In a place where “special diets” were often misunderstood, we quietly made room for everyone.

Neighbors, travelers, and strangers gathered around those tables. There was laughter, long conversations, and the quiet kind of healing that happens when someone knows the food in front of them supports their body and will not hurt them.

Over the years, I’ve come to believe something simple and true: Food carries a kind of quiet power. It holds the story of the land, the care of the hands that prepared it, and the intention behind every ingredient. And when it’s made with love and shared around a table, that power has a way of nourishing far more than the body.  It feeds the soul, too.

Learning to cook for my own wellness, opened the door for me to cook for my community and then my loved ones when they needed me most.

Dreaming as Guidance   

When I was a teenager, loss arrived like a sudden winter. Within three weeks, my mother, two of my closest friends, and my grandmother were gone. Grief drained the world of color, and I began searching for my way back to myself.

That search carried me to the wide desert of Santa Fe, where wise shaman women welcomed me into the quiet mystery of conscious dreaming.

Conscious dreaming is the practice of listening to dreams and working with them while asleep and while awake. It is a path of healing for the heart and spirit. Through it, we meet our fears, release the stories that bind us, and begin to imagine a life filled with light again.

Through dreamwork, I discovered that fear can soften, grief can open, and the future can be dreamed larger than the past. Along the way, I embraced many forms of healing. I worked deeply with a psychotherapist who honored both spirit and science. I filled journals with my thoughts and practiced yoga, meditation, and tai chi. Each practice slowly untangled the threads of sorrow and revealed new possibilities for my life.

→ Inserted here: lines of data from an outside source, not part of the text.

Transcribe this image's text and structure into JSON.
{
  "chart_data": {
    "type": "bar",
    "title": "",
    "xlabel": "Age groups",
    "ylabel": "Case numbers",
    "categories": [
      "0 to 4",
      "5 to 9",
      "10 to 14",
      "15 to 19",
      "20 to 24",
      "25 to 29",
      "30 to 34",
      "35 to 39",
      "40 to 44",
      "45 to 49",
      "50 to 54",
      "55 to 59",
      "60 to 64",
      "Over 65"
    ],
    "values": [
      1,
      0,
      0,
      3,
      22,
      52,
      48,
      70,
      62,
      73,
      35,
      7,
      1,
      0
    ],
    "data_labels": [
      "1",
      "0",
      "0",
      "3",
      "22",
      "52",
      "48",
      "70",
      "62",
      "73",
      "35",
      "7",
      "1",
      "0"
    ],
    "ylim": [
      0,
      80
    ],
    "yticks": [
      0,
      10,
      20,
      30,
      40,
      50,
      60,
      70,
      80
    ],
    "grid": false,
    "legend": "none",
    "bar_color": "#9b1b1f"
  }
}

Dreaming eventually led me to my husband, Lee. In many ways, we dreamed our way to one another. Together we built a life rich in experience and wonder, from the jungles of Mexico to Sausalito, Malibu, and the quiet beauty of our ranch in Tennessee.

Together with Veronica and Alberto Hernández, Lee and I helped bring The Dreaming House Teotihuacán into being. It is a sacred place where people gather to remember the power of dreaming.

Today, I continue that living tradition. I guide groups through the pyramids of Teotihuacán and share the practice of conscious dreaming at The Dreaming House, helping others remember that our lives can be dreamed into reality.

Whole Person Healing and Resilience

When I married Lee, he was already the owner of The Recovery Ranch in Tennessee, a place devoted to deep healing and renewal. During the course of our marriage, we went on to build and steward two more centers together, The Canyon in Malibu and The Integrative Life Center in Nashville. Lee was the visionary, the face, and the director of this work. I stood quietly beside him as a devoted supporter of the mission he carried forward. Each center grew from the same guiding belief that true recovery embraces the whole person and that lasting healing touches body, mind, and spirit.

Along the way, I witnessed thousands of people reclaim their lives. I also became a mother of two daughters, and more recently, a widow. Loss and reinvention have walked beside me all my life. I know what it takes to fall apart and what it takes to create yourself again, both in the world and in the kitchen.

My story is full of those bits of loss and resilience, food and dreams, spirit and humor. They're what brought me here, and they're what I now share with you. 

 

I've learned that The Juicies Bits of life are rarely perfect.
They're the golden scraps at the bottom of the pan - the tender truths and messy moments that make us who we are. 
 
All of these experiences with food, dreaming, healing, loss, and love are what I call The Juicie Bits.